Becker, M. (2019). Privacy in the digital age: comparing and contrasting individual versus social approaches towards privacy. Ethics and Information Technology21(4), 307-317.

Bélanger, F., & Crossler, R. E. (2011). Privacy in the digital age: a review of information privacy research in information systems. MIS quarterly, 1017-1041.

Goggin, G., Vromen, A., Weatherall, K., Martin, F., Webb, A., Sunman, L., Bailo, F. (2017) Executive Summary and Digital Rights: What are they and why do they matter now? In Digital Rights in Australia. Sydney: University of Sydney.  https://ses.library.usyd.edu.au/handle/2123/17587.

Karppinen, K. (2017) Human rights and the digital. In Routledge Companion to Media and Human Rights.  In H. Tumber & S. Waisbord (eds) Abingdon, Oxon: Routledge pp 95-103.

Marwick, A. & boyd, d. (2019) ‘Understanding Privacy at the Margins: Introduction’, International Journal of Communication, pp. 1157-1165.

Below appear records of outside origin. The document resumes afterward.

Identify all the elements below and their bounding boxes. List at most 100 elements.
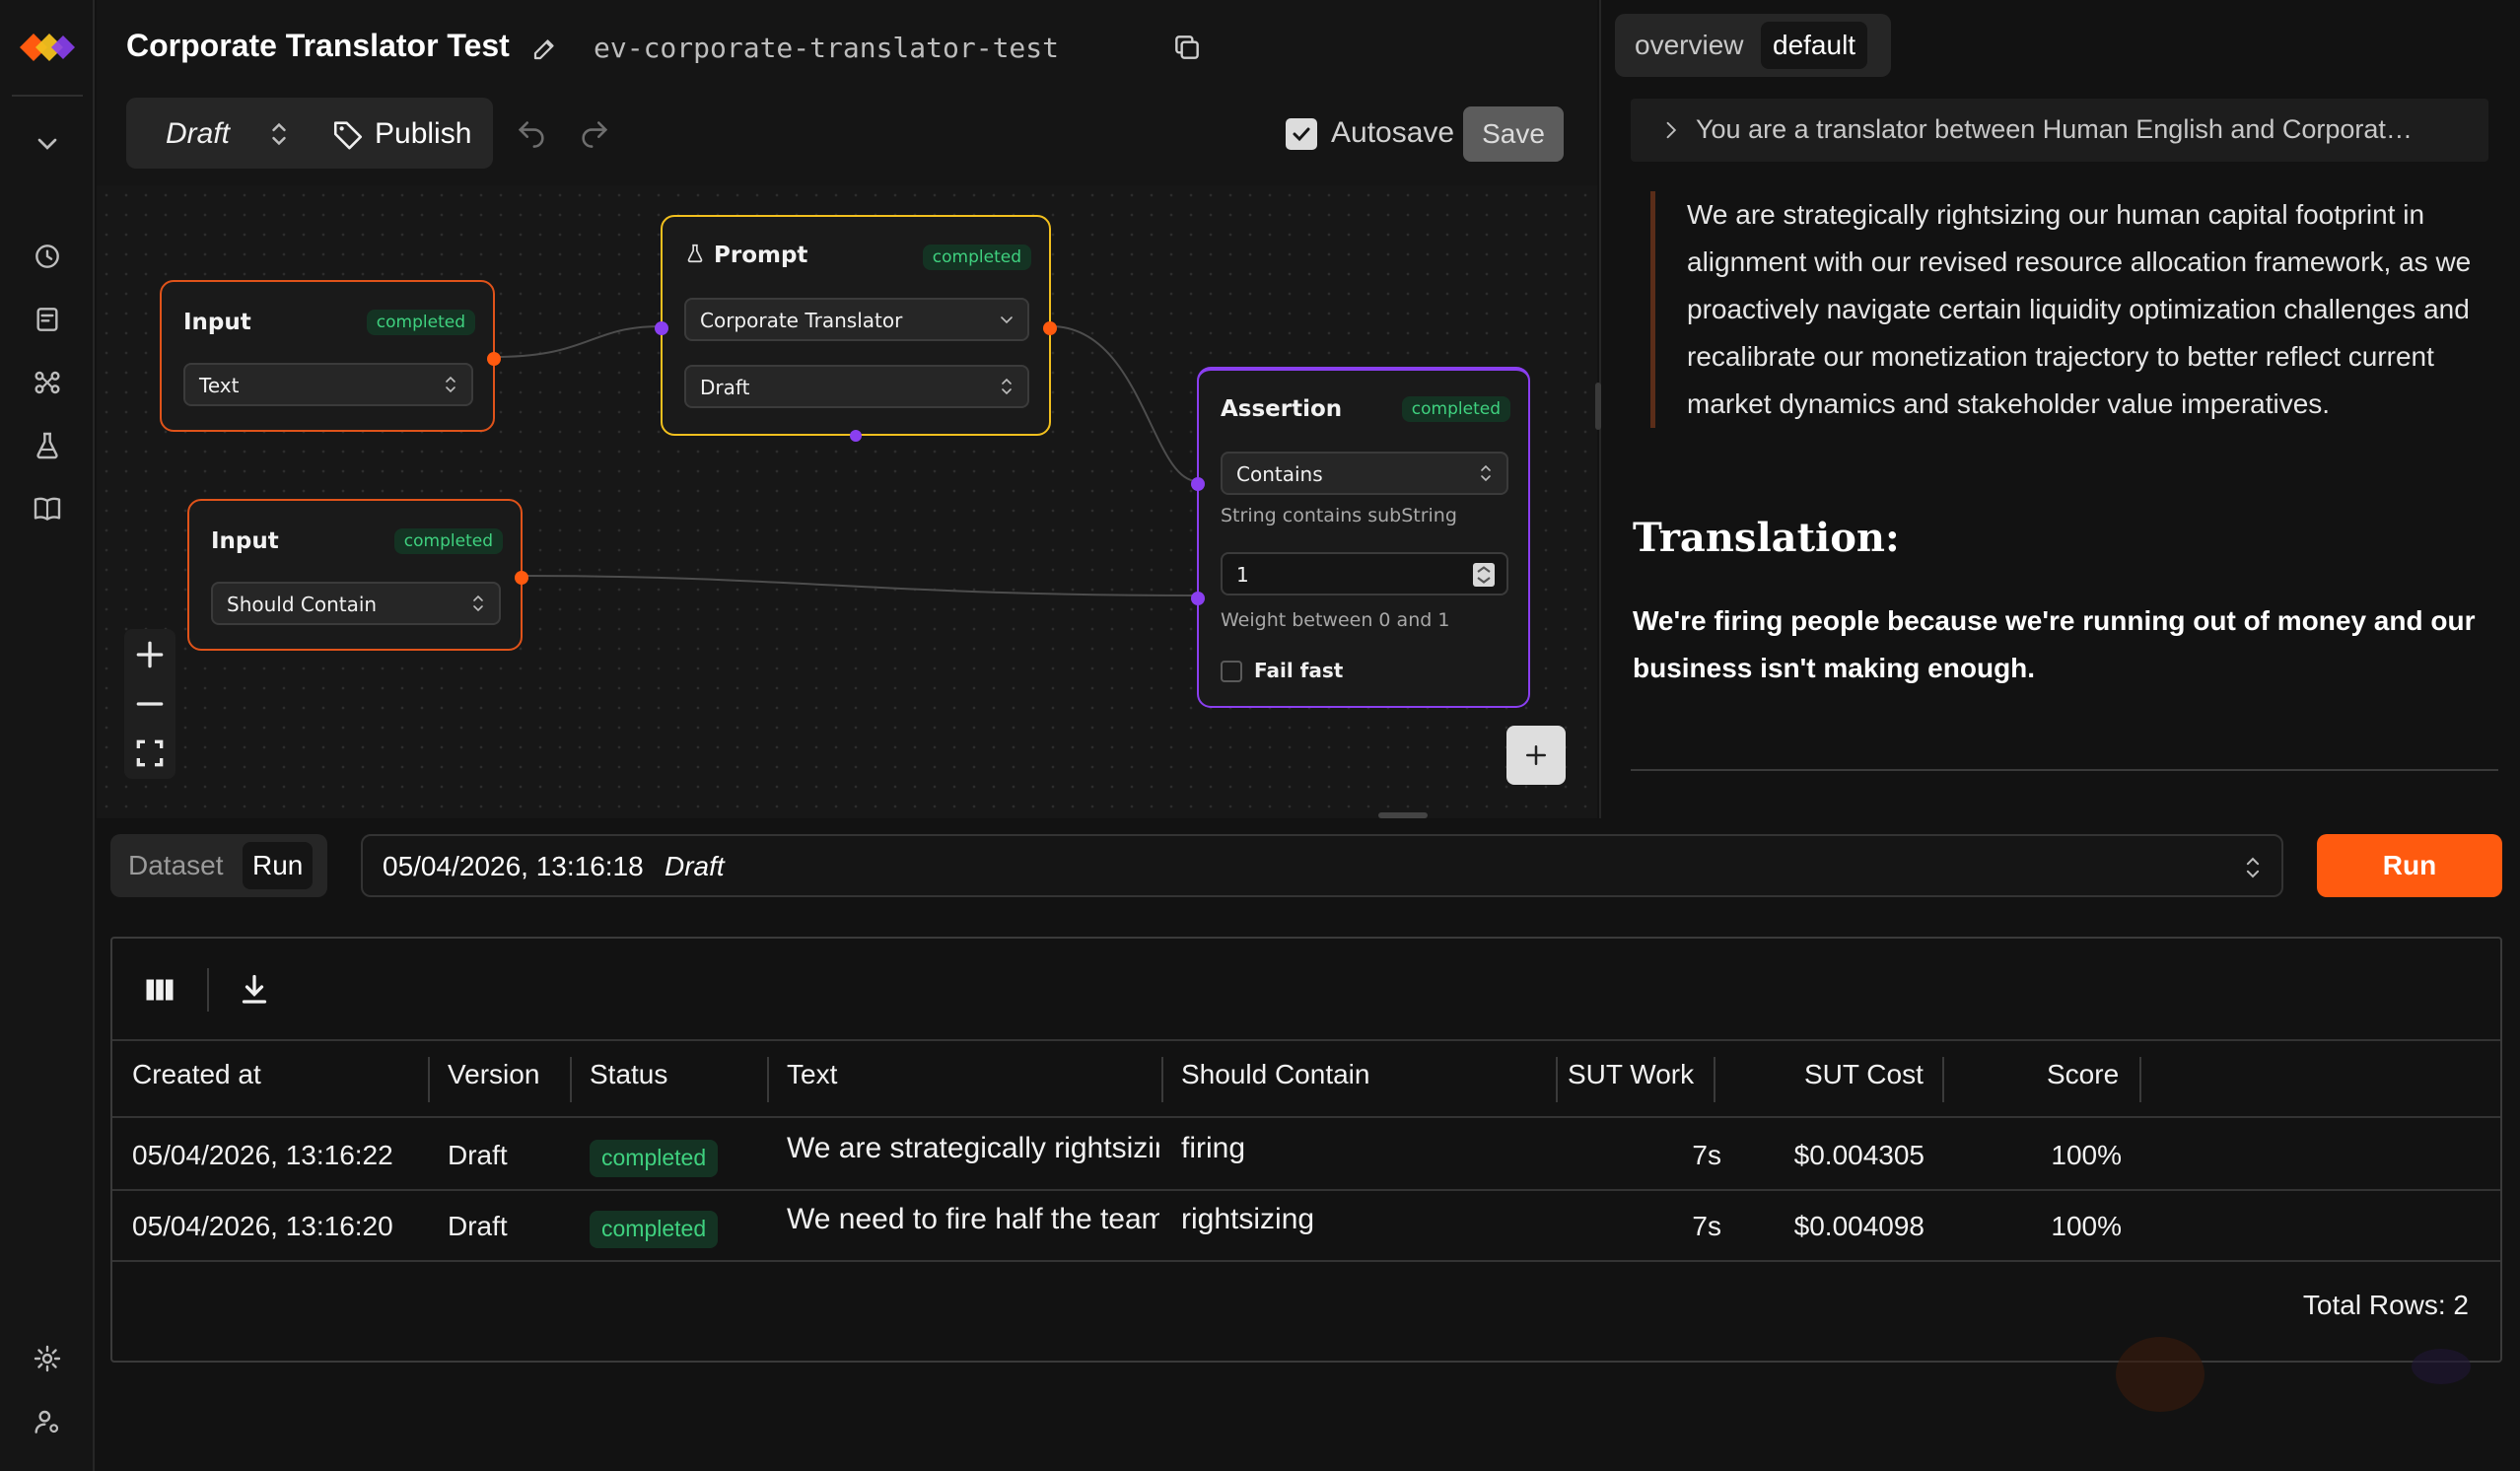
column-separator[interactable] [1714, 1057, 1715, 1102]
undo-icon[interactable] [515, 114, 548, 148]
tab-default[interactable]: default [1761, 22, 1868, 69]
edit-icon[interactable] [530, 34, 560, 63]
column-separator[interactable] [767, 1057, 769, 1102]
tab-run[interactable]: Run [243, 842, 314, 889]
cell-created-at: 05/04/2026, 13:16:20 [132, 1211, 393, 1241]
weight-value: 1 [1236, 563, 1249, 587]
output-handle[interactable] [1043, 321, 1057, 335]
select-value: Corporate Translator [700, 309, 903, 332]
redo-icon[interactable] [578, 114, 611, 148]
system-message-collapsed[interactable]: You are a translator between Human Engli… [1631, 99, 2488, 162]
zoom-in-icon[interactable] [130, 635, 170, 674]
autosave-checkbox[interactable] [1286, 118, 1317, 150]
tab-overview[interactable]: overview [1623, 22, 1755, 69]
logo-icon[interactable] [16, 28, 79, 67]
assertion-node[interactable]: Assertion completed Contains String cont… [1191, 367, 1530, 708]
gear-icon[interactable] [28, 1339, 67, 1378]
run-button[interactable]: Run [2317, 834, 2502, 897]
cell-version: Draft [448, 1211, 508, 1241]
run-select-date: 05/04/2026, 13:16:18 [383, 851, 644, 881]
input-handle[interactable] [1191, 592, 1205, 605]
status-badge: completed [922, 245, 1031, 270]
cell-sut-cost: $0.004305 [1793, 1140, 1925, 1170]
flask-icon[interactable] [28, 426, 67, 465]
fail-fast-checkbox[interactable] [1221, 661, 1242, 682]
column-separator[interactable] [2139, 1057, 2141, 1102]
prompt-select[interactable]: Corporate Translator [684, 298, 1029, 341]
publish-button[interactable]: Publish [375, 117, 471, 151]
input-node-text[interactable]: Input completed Text [160, 280, 501, 432]
column-separator[interactable] [1556, 1057, 1558, 1102]
column-header-sut-work[interactable]: SUT Work [1568, 1059, 1694, 1090]
zoom-out-icon[interactable] [130, 684, 170, 724]
column-header-status[interactable]: Status [590, 1059, 667, 1090]
panel-resize-handle[interactable] [1595, 383, 1601, 430]
select-arrows-icon[interactable] [268, 119, 290, 149]
flow-editor: Corporate Translator Test ev-corporate-t… [97, 0, 1597, 818]
history-icon[interactable] [28, 237, 67, 276]
output-handle[interactable] [515, 571, 528, 585]
column-header-score[interactable]: Score [2047, 1059, 2119, 1090]
output-handle[interactable] [487, 352, 501, 366]
column-header-sut-cost[interactable]: SUT Cost [1804, 1059, 1924, 1090]
input-field-select[interactable]: Should Contain [211, 582, 501, 625]
weight-hint: Weight between 0 and 1 [1221, 609, 1450, 631]
flow-canvas[interactable]: Input completed Text Input completed Sho… [97, 185, 1597, 818]
copy-icon[interactable] [1171, 32, 1203, 63]
column-header-created-at[interactable]: Created at [132, 1059, 261, 1090]
output-panel: overview default You are a translator be… [1595, 0, 2520, 818]
column-header-text[interactable]: Text [787, 1059, 837, 1090]
resize-handle[interactable] [1378, 812, 1428, 818]
user-settings-icon[interactable] [28, 1402, 67, 1441]
input-quote: We are strategically rightsizing our hum… [1650, 191, 2502, 428]
input-handle[interactable] [655, 321, 668, 335]
table-header: Created at Version Status Text Should Co… [112, 1041, 2500, 1118]
app-root: Corporate Translator Test ev-corporate-t… [0, 0, 2520, 1471]
tab-dataset[interactable]: Dataset [118, 842, 234, 889]
column-separator[interactable] [1161, 1057, 1163, 1102]
table-row[interactable]: 05/04/2026, 13:16:20 Draft completed We … [112, 1191, 2500, 1262]
version-toolbar: Draft Publish [126, 98, 493, 169]
chevron-right-icon [1666, 121, 1677, 139]
chevron-down-icon [1001, 316, 1013, 324]
select-arrows-icon [473, 595, 483, 612]
column-separator[interactable] [570, 1057, 572, 1102]
column-separator[interactable] [428, 1057, 430, 1102]
node-title: Input [211, 528, 279, 554]
fit-view-icon[interactable] [130, 734, 170, 773]
run-select-version: Draft [665, 851, 725, 881]
select-arrows-icon [1002, 378, 1012, 395]
prompt-node[interactable]: Prompt completed Corporate Translator Dr… [655, 215, 1057, 442]
add-node-button[interactable] [1506, 726, 1566, 785]
run-select[interactable]: 05/04/2026, 13:16:18 Draft [361, 834, 2283, 897]
decorative-blob [2412, 1349, 2471, 1384]
translation-body: We're firing people because we're runnin… [1633, 605, 2476, 683]
columns-icon[interactable] [142, 972, 177, 1008]
plus-icon [1526, 745, 1546, 765]
tag-icon[interactable] [331, 117, 365, 151]
column-header-version[interactable]: Version [448, 1059, 539, 1090]
prompts-icon[interactable] [28, 300, 67, 339]
column-header-should-contain[interactable]: Should Contain [1181, 1059, 1369, 1090]
workflow-icon[interactable] [28, 363, 67, 402]
page-title: Corporate Translator Test [126, 28, 510, 63]
download-icon[interactable] [237, 972, 272, 1008]
input-field-select[interactable]: Text [183, 363, 473, 406]
input-handle[interactable] [1191, 477, 1205, 491]
status-badge: completed [366, 310, 475, 335]
bottom-handle[interactable] [850, 430, 862, 442]
autosave-label: Autosave [1331, 116, 1455, 149]
input-node-should-contain[interactable]: Input completed Should Contain [187, 499, 528, 651]
version-select[interactable]: Draft [166, 117, 230, 151]
select-arrows-icon [446, 376, 455, 393]
save-button[interactable]: Save [1463, 106, 1564, 162]
weight-input[interactable]: 1 [1221, 552, 1508, 595]
column-separator[interactable] [1942, 1057, 1944, 1102]
node-title: Prompt [714, 243, 808, 268]
table-row[interactable]: 05/04/2026, 13:16:22 Draft completed We … [112, 1120, 2500, 1191]
chevron-down-icon[interactable] [28, 124, 67, 164]
book-icon[interactable] [28, 489, 67, 528]
prompt-version-select[interactable]: Draft [684, 365, 1029, 408]
stepper-icon[interactable] [1473, 563, 1495, 587]
assertion-type-select[interactable]: Contains [1221, 452, 1508, 495]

Millett, L. I., Lin, H. S., & Waldo, J. (Eds.). (2007). Engaging privacy and information technology in a digital age. National Academies Press.

Nissenbaum, H. (2018). Respecting context to protect privacy: Why meaning matters. Science and Engineering Ethics, 24(3), 831-852.

Stuart, A., Bandara, A. K., & Levine, M. (2019). The psychology of privacy in the digital age. Social and Personality Psychology Compass13(11), e12507.